CarveLM

Tri-level structured pruning library for LLM and VLM transformer models, published as carve-lm.

Install

git clone https://github.com/fannam/CarveLM.git
cd CarveLM
pip install -e .

Optional extras:

pip install -e ".[train]"      # accelerate, datasets, wandb — recovery workflows
pip install -e ".[dev]"        # pytest, ruff, build, twine
pip install -e ".[notebooks]"  # jupyter

Package Map

Module	Description
`carve_lm.llm.adapters`	LLM adapter contracts and registry. Concrete adapters: `LlamaModelAdapter`, `Qwen2ModelAdapter`, `Qwen3ModelAdapter` (when available), `MistralModelAdapter`, `GenericDecoderModelAdapter`.
`carve_lm.llm.core`	LLM registries (`ESTIMATOR_REGISTRY`, `PRUNER_REGISTRY`), identity pass-through layers, and scoring helpers.
`carve_lm.llm.estimators`	Tri-level LLM importance estimators. Factory: `create_estimator`.
`carve_lm.llm.pruners`	Tri-level LLM structured pruners. Config types and `create_pruner` factory.
`carve_lm.vlm.components.language.adapters`	Decoder-language adapter contracts and registry for multimodal models. `Qwen2_5_VLModelAdapter` is registered when the local `transformers` build exposes it.
`carve_lm.vlm.components.language.estimators`	Tri-level VLM estimators for decoder-side pruning on the language component.
`carve_lm.vlm.components.language.pruners`	Tri-level VLM pruners for decoder-side pruning on the language component.
`carve_lm.vlm.components.vision.*`	Reserved namespace for vision-component adapters, estimators, and pruners. No concrete pruning stack is registered in v1.
`carve_lm.vlm.components.merger.*`	Reserved namespace for merger-component adapters, estimators, and pruners. No concrete pruning stack is registered in v1.
`carve_lm.llm.distillation`	LLM recovery helpers: `LogitsDistiller`, `HybridDistiller`, `HybridOTDistiller`, `TeacherCorrection` (requires `[train]`).
`carve_lm.llm.evaluation`	Text-generation latency and throughput measurement via `LLMMeasurer`.
`carve_lm.vlm.distillation`	VLM recovery helpers with multimodal batch forwarding for decoder-side distillation.
`carve_lm.vlm.evaluation`	Multimodal generation latency and throughput measurement via `VLMMeasurer`.

Additional documentation:

Tri-level Framework

Pruning operates at three independent levels:

Level	Target	Pruners	Estimators
Element (L1)	Attention heads, GQA groups, MLP neurons, embedding channels	`WidthGroupPruner`, `WidthChannelPruner`	`activation.`, `magnitude.`, `taylor.`, `random.`
Layer (L2)	Attention or MLP sublayer within a decoder block	`ComponentPruner`	`similarity.layer`
Block (L3)	Contiguous decoder blocks	`DepthBlockPruner`, `DepthLayerPruner`	`similarity.block`, `perplexity.block`

Supported Models

Natively registered adapters:

carve_lm.llm.adapters
Llama (LlamaForCausalLM) — Llama 2 / 3 family
Qwen2 (Qwen2ForCausalLM) — Qwen 2 / 2.5 family
Qwen3 (Qwen3ForCausalLM) — Qwen 3 family
Mistral (MistralForCausalLM) — Mistral family
carve_lm.vlm.components.language.adapters
Qwen2.5-VL (Qwen2_5_VLForConditionalGeneration) — decoder-side pruning only when supported by the installed transformers.

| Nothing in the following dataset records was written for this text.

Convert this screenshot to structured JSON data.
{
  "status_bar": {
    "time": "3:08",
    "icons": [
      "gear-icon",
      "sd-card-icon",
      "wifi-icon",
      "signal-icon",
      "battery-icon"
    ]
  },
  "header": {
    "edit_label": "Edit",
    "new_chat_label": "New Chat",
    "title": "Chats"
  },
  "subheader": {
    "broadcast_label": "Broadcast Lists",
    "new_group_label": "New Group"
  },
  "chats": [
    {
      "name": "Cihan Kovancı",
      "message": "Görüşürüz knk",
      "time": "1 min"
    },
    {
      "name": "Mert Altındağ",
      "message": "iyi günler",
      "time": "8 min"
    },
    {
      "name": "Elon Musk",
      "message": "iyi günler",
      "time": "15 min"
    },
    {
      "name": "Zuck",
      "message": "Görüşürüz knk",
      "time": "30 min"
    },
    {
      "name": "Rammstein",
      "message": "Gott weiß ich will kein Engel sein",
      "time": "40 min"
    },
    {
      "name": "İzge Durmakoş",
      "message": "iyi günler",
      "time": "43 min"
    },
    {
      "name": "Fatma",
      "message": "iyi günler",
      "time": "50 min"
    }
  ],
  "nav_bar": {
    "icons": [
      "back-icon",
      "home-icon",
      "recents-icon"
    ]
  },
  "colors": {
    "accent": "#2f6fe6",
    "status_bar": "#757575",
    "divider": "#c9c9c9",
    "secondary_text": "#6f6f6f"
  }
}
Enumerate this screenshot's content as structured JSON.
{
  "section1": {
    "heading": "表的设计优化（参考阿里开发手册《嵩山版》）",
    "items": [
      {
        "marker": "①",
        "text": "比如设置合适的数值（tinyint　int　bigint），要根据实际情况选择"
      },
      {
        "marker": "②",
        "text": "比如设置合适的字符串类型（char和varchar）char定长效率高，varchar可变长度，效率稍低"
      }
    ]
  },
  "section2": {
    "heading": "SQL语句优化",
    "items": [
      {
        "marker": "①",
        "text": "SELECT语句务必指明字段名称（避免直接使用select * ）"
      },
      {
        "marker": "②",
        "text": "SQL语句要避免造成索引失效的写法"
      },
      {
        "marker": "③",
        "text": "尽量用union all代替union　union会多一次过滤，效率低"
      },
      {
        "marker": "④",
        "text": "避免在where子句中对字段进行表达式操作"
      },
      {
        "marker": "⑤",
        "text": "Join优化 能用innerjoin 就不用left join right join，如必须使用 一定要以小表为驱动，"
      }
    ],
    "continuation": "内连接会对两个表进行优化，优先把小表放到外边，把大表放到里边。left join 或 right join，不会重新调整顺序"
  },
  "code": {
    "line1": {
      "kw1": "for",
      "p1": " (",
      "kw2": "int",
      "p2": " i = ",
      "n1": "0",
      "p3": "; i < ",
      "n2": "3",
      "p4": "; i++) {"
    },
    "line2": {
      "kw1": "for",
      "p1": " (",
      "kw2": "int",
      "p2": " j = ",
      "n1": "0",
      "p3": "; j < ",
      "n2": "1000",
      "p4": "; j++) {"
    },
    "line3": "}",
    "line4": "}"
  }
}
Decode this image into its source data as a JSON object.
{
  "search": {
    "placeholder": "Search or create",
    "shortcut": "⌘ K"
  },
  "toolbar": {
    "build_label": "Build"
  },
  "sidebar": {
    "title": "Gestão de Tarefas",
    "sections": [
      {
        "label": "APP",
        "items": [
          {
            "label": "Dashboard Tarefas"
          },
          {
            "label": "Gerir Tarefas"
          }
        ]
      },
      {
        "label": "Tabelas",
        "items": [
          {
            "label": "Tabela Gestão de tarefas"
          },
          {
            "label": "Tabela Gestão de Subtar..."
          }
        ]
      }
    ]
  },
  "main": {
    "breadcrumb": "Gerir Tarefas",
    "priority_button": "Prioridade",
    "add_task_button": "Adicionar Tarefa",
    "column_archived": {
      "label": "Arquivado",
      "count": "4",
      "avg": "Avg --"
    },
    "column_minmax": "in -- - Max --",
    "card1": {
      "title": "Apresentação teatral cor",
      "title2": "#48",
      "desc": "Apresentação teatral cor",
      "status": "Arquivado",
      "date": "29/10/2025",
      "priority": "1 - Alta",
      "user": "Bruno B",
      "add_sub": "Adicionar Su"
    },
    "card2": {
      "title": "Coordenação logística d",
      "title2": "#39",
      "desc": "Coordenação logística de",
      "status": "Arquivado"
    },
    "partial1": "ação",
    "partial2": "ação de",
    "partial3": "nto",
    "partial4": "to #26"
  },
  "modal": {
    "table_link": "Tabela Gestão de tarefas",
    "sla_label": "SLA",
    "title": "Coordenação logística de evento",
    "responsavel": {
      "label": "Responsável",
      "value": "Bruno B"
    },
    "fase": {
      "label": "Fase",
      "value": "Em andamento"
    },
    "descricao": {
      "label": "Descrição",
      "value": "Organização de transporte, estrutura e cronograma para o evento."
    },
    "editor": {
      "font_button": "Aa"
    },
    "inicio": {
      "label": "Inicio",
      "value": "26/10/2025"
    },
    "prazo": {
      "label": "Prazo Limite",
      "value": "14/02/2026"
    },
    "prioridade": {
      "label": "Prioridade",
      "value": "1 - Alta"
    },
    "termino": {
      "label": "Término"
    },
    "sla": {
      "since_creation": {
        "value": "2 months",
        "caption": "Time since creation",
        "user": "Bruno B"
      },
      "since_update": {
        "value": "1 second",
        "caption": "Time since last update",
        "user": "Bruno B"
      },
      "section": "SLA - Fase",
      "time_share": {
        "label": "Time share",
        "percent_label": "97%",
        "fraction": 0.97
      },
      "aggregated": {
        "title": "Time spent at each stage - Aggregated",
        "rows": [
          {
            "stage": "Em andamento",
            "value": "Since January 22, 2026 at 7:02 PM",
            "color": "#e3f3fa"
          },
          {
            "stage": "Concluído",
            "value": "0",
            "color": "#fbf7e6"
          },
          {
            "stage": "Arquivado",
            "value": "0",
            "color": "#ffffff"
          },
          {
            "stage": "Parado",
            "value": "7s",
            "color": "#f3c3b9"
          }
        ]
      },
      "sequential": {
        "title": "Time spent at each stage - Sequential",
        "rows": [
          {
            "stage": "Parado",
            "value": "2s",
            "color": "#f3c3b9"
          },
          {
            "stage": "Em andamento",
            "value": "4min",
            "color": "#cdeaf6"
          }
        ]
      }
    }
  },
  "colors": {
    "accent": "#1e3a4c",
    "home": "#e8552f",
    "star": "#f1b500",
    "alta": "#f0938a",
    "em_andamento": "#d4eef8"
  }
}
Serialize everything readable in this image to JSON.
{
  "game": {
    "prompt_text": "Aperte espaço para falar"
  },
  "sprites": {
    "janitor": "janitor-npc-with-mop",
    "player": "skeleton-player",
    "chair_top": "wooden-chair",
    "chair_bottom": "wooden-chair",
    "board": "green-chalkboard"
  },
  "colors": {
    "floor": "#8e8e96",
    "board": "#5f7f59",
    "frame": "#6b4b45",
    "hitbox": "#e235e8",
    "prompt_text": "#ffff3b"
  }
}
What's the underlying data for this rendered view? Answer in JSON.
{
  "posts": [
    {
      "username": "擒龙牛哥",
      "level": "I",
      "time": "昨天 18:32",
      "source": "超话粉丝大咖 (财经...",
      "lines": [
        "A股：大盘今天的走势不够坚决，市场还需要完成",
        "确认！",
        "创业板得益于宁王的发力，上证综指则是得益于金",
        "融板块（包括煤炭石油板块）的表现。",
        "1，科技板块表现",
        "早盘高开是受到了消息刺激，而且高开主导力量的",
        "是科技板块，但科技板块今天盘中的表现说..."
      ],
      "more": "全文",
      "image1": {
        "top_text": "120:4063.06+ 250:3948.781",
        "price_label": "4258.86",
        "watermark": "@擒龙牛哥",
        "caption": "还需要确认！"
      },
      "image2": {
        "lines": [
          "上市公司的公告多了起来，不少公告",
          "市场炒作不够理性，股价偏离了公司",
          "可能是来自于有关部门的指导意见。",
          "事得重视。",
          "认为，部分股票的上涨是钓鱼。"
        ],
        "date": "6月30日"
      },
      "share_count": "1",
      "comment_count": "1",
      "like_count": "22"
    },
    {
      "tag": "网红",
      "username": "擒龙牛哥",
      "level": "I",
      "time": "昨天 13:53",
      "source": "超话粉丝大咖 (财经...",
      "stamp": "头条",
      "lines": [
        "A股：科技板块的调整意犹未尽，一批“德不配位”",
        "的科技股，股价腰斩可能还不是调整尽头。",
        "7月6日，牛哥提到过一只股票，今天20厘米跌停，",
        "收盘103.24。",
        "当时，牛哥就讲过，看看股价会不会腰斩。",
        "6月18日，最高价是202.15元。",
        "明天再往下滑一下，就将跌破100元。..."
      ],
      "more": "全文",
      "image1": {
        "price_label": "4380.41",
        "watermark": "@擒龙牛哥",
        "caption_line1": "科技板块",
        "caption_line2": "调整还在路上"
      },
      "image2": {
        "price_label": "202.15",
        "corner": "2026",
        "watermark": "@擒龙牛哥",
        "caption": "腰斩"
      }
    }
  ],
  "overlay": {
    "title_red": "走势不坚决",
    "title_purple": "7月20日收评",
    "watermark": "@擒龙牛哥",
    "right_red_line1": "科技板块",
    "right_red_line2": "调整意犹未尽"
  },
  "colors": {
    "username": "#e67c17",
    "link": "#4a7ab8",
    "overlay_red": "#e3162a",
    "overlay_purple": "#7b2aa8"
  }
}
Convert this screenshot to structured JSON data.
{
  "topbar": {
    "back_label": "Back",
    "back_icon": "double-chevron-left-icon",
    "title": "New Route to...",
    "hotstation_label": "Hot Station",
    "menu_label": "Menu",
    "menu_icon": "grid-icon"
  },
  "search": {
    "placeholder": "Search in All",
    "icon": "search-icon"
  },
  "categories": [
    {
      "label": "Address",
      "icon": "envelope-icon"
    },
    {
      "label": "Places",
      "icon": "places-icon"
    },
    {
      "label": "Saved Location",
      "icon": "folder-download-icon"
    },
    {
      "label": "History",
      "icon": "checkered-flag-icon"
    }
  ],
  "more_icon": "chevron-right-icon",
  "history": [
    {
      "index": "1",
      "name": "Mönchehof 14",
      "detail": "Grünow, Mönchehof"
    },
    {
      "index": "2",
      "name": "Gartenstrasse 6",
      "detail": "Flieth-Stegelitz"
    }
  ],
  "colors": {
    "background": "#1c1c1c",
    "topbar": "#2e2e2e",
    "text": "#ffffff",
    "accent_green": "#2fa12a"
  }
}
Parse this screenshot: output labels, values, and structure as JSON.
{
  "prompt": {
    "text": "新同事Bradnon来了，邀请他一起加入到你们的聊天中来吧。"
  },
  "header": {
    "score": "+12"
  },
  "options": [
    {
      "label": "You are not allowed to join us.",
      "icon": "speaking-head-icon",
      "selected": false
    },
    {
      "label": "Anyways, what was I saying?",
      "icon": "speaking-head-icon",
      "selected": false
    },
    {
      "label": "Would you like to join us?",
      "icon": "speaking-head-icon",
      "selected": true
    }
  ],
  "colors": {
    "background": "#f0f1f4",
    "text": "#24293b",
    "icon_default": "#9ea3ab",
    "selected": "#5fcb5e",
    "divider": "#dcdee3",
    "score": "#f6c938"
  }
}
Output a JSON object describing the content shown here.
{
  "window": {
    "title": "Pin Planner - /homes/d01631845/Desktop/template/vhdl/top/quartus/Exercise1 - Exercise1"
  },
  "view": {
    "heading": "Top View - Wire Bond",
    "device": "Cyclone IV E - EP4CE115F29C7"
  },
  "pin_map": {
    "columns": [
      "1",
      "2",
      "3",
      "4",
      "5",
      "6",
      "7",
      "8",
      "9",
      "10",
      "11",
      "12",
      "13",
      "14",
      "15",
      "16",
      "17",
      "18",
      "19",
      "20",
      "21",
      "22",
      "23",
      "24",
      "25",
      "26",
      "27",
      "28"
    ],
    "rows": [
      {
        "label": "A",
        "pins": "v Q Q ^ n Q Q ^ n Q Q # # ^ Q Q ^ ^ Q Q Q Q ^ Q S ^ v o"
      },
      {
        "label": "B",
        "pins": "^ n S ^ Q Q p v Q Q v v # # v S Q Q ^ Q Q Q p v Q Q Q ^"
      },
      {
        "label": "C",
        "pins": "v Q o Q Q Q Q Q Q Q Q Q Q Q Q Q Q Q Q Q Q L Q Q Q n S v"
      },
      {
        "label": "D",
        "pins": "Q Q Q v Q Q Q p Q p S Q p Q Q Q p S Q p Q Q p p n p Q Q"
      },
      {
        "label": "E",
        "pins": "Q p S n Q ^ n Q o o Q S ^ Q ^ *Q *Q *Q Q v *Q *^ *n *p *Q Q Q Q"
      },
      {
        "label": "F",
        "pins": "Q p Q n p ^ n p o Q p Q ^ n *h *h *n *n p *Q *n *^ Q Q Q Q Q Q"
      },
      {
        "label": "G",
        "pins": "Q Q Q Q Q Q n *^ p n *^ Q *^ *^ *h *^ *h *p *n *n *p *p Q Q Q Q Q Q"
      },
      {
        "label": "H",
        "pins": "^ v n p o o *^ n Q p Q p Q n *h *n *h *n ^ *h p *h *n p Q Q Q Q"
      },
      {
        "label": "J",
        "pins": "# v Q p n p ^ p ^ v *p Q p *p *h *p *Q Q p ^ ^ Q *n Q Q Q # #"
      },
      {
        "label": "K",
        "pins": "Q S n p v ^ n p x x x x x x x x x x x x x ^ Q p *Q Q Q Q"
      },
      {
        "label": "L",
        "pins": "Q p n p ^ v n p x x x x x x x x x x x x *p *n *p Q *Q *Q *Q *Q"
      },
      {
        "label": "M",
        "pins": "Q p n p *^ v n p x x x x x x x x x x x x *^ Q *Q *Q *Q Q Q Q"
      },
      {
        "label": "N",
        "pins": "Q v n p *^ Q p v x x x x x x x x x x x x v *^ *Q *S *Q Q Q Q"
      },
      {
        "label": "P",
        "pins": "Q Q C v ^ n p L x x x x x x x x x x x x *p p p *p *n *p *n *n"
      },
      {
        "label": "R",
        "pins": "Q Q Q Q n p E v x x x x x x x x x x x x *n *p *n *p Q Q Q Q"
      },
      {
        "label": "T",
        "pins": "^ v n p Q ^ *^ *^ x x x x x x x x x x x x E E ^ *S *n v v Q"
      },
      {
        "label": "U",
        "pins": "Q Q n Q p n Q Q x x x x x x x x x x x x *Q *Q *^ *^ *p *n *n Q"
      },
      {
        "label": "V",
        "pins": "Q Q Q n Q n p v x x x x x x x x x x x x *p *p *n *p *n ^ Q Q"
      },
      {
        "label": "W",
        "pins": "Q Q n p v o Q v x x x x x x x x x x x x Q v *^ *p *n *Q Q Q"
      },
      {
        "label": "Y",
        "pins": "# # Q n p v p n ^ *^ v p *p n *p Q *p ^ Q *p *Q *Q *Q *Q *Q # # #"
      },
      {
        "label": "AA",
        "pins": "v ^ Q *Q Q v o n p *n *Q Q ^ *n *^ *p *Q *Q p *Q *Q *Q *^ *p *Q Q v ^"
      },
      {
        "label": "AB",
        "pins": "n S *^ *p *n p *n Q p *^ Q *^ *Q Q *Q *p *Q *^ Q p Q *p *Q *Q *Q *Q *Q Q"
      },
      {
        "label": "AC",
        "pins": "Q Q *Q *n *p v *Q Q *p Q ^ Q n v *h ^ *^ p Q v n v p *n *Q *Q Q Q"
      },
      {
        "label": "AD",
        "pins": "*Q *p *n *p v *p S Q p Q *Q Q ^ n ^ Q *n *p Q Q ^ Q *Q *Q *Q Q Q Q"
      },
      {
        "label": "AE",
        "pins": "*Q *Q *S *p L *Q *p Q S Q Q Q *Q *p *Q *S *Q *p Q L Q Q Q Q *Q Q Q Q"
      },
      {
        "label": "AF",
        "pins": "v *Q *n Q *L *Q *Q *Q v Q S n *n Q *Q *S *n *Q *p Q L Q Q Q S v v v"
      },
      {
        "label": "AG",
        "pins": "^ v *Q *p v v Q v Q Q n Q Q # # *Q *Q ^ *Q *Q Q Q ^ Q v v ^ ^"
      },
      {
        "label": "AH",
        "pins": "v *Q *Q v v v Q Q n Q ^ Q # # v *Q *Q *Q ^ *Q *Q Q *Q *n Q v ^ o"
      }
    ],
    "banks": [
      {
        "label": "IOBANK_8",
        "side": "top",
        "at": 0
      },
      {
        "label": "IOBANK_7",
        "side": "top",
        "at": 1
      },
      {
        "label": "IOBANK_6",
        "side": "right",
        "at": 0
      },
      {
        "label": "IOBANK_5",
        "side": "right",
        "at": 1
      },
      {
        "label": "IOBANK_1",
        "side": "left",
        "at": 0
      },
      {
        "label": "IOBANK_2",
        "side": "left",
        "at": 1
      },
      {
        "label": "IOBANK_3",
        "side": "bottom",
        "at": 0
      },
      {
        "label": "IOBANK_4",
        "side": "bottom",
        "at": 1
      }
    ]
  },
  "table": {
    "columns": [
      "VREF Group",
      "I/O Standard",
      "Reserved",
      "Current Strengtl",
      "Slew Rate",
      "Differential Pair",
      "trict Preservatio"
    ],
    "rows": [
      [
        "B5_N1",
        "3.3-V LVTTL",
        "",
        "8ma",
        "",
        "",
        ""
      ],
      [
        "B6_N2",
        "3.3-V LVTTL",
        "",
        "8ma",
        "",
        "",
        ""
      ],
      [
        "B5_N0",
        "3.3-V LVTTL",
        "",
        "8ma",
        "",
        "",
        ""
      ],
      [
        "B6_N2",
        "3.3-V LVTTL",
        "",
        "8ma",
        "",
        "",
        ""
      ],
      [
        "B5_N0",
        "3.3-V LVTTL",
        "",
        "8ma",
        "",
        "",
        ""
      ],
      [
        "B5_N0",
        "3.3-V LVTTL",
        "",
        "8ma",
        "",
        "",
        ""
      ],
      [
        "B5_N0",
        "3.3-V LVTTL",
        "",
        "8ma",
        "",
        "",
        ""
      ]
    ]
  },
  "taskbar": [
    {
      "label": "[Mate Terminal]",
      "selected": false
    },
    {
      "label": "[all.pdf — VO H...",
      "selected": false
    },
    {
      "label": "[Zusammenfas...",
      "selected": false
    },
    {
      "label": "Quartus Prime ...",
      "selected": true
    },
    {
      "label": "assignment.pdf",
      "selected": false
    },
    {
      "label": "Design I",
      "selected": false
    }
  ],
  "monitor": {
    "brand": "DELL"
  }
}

Any LLM that follows the standard HuggingFace decoder layout (model.model.layers[*].{self_attn, mlp, input_layernorm, post_attention_layernorm}) is automatically picked up by GenericDecoderModelAdapter.

Custom adapters can be registered at runtime:

from carve_lm.llm.adapters import register_model_adapter, DecoderModelAdapter
from transformers import MyModelForCausalLM

class MyModelAdapter(DecoderModelAdapter):
    def __init__(self):
        super().__init__(name="my_model", model_cls=MyModelForCausalLM)

register_model_adapter(MyModelAdapter())

Quick Start

Classic estimator + pruner flow:

from transformers import AutoModelForCausalLM

from carve_lm.llm.estimators import create_estimator
from carve_lm.llm.pruners import create_pruner

model = AutoModelForCausalLM.from_pretrained("meta-llama/Llama-3.2-1B")

estimator = create_estimator("magnitude.element", model, device="cpu")
pruner = create_pruner("width", model, device="cpu")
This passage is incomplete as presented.